For the group on oral agents alone or insulin alone at target, the recommendation was at least once daily, including a weekly profile. They didn't specify the frequency of profile, but they did indicate that profile meant values at different times of the day that would include preprandial and postprandial values; for those at target on oral agents plus once-daily insulin, at least once a day with more frequent profiles.

And finally, SMBG frequency recommendations for those on nonpharmacologic therapy who are at or above target; at least 1 weekly profile and recommended frequencies should be varied for individual patients, especially those not at glycemic targets, or in the setting of other special clinical circumstances. This should be used to guide nutrition and physical activities, and the values should be used as a trigger for when pharmacologic therapy, for patients who are consistently above target, needs to be implemented.

Obviously, additional self-monitoring should always be performed in situations such as acute illness; changes in medication; with symptoms of hypoglycemia or hypoglycemic unawareness; during pregnancy; worsening or out-of-range A1C; or changes in nutrition, physical activity, or stress.

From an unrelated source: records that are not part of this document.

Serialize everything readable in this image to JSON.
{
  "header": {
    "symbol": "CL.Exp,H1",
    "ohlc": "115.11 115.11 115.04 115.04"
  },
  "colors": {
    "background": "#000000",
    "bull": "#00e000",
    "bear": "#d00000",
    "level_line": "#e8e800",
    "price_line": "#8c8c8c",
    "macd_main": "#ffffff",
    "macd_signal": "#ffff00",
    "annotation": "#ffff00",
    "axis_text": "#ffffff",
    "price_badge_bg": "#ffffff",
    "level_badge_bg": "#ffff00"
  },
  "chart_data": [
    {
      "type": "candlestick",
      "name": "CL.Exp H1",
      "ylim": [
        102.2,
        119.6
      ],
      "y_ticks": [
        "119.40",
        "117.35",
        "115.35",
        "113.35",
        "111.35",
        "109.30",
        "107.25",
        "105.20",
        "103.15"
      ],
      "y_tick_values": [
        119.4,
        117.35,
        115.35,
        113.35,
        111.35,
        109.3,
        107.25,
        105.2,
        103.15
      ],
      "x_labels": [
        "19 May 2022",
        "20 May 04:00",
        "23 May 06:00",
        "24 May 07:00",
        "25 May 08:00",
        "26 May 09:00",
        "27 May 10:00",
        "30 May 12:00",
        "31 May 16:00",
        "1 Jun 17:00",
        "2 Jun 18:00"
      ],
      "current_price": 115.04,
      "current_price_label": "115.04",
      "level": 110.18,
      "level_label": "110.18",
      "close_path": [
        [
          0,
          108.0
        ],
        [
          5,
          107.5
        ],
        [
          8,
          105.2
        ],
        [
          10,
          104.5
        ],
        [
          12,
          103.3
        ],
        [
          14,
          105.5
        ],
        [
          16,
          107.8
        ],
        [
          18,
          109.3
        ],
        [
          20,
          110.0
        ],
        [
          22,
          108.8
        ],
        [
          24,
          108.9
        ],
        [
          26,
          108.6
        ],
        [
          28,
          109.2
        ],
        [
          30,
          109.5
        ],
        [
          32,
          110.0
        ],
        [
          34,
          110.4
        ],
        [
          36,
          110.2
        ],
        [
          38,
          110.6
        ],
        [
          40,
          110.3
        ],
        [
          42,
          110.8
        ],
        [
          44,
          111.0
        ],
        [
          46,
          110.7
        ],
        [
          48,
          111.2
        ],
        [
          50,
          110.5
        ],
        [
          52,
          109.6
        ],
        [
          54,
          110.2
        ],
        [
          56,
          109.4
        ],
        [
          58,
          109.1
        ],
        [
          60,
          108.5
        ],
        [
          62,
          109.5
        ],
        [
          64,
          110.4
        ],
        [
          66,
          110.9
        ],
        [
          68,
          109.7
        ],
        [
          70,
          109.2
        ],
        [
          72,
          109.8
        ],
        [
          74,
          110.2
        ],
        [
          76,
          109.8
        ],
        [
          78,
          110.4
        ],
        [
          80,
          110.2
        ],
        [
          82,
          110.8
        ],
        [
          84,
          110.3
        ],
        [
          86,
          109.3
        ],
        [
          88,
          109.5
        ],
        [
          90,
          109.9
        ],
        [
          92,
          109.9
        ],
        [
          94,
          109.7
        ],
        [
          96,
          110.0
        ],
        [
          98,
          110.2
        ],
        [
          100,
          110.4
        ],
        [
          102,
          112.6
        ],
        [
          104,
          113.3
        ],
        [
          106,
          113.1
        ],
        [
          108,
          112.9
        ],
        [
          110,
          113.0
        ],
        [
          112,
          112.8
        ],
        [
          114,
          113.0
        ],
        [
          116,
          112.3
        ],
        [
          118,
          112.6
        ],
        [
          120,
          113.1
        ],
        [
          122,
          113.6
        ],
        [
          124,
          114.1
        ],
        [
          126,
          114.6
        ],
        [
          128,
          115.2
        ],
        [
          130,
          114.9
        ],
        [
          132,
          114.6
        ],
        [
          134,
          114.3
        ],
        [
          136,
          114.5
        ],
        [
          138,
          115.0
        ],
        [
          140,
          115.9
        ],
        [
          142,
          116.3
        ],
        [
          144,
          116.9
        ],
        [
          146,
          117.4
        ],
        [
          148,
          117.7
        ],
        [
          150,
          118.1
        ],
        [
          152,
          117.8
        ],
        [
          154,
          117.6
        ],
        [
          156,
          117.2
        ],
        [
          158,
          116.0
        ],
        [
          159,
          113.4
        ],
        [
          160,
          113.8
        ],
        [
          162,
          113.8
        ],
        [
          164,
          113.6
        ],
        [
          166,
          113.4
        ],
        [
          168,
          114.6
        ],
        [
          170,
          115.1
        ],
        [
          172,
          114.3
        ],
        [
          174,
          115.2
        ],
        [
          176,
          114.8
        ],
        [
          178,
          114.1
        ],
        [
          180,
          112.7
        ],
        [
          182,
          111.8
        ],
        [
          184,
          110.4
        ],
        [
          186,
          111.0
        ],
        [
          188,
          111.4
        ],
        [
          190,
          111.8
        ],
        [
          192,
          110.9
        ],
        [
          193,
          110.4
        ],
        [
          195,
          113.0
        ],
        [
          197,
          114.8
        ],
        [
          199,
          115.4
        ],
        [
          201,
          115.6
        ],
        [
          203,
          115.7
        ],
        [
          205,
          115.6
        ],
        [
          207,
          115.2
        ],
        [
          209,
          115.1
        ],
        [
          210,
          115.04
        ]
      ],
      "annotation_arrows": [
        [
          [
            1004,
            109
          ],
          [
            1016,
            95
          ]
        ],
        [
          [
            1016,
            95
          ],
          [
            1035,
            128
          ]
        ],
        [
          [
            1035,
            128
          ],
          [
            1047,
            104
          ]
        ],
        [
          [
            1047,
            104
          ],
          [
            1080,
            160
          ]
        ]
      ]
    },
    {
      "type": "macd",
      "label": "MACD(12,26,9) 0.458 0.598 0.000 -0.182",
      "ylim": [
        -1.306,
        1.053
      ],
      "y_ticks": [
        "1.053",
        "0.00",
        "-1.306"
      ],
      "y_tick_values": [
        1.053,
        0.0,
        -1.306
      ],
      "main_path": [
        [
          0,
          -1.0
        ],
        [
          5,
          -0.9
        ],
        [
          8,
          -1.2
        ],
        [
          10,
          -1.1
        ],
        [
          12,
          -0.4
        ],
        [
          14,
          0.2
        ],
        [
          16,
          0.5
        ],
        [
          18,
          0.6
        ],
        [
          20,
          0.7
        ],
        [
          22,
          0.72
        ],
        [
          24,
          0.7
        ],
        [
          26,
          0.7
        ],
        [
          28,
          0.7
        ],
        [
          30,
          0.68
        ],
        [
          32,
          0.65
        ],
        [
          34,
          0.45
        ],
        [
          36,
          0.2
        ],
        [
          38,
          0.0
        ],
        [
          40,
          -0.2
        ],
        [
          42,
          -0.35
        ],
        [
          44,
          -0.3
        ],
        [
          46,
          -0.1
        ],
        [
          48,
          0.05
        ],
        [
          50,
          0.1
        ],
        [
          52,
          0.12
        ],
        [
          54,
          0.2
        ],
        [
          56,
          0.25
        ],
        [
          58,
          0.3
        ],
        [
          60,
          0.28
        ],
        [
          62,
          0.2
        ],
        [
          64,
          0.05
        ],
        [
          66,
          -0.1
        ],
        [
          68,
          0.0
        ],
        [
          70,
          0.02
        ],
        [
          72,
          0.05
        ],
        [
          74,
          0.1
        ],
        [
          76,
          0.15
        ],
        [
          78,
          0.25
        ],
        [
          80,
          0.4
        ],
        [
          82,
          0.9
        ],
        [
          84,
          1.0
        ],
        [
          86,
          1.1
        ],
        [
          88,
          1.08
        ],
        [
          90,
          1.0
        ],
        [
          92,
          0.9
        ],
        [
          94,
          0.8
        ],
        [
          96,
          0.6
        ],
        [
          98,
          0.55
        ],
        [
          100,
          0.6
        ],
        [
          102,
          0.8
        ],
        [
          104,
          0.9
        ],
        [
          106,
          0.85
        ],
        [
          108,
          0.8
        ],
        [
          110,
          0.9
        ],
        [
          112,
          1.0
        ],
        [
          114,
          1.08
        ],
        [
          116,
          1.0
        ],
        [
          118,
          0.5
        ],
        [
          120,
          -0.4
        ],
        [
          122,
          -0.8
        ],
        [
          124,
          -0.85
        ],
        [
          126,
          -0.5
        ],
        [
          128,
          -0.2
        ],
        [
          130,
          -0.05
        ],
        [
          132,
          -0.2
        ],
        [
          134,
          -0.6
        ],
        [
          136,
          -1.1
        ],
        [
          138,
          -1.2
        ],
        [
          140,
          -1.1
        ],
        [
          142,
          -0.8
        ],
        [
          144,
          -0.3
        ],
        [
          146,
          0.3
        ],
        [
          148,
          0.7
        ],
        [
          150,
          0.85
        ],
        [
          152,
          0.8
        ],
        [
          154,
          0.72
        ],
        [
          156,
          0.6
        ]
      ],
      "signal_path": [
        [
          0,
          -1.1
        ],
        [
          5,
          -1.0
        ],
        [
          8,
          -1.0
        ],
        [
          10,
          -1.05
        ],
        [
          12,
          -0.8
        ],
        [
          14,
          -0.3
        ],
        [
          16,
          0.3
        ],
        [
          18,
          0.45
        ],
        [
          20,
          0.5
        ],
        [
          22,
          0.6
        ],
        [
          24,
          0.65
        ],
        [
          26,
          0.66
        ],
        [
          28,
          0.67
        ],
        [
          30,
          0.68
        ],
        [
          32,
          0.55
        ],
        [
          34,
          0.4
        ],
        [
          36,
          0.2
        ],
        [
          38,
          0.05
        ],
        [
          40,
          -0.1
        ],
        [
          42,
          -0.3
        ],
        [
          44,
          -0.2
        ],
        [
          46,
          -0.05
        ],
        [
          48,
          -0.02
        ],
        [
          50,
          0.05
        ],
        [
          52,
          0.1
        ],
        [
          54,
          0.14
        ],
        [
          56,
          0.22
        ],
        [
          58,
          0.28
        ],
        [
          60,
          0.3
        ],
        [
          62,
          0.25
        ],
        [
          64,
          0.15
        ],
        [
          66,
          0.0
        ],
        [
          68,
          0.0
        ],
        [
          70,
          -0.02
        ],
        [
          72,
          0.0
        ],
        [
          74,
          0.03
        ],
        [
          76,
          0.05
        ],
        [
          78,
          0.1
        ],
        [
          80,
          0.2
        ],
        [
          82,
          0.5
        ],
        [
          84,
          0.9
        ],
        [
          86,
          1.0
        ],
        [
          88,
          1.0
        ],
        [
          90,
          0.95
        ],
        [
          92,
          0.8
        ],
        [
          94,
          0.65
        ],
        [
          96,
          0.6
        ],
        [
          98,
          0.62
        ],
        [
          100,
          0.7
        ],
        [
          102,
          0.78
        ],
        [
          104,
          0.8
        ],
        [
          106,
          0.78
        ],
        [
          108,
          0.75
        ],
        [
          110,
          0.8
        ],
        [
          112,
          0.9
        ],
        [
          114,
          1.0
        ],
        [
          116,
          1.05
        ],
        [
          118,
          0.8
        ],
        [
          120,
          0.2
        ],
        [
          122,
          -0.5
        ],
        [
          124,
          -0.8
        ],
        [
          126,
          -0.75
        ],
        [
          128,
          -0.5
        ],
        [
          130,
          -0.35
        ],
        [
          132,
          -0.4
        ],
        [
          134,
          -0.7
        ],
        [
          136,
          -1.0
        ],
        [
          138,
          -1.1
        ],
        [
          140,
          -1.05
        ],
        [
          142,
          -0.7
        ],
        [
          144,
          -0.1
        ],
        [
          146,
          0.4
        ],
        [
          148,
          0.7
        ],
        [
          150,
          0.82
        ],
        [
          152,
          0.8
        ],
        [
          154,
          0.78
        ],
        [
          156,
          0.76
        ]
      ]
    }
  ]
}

SMBG clearly is an important component in the management of all people who have diabetes. Data from the DCCT, Kumamoto, and other studies have demonstrated the benefit of SMBG testing in insulin-treated diabetic patients. Several recent studies including 2 meta-analyses of randomized, controlled trials have shown the benefit of SMBG in non-insulin-treated patients. A large longitudinal cohort study demonstrating the association between higher SMBG frequency and improved glycemic control was also presented.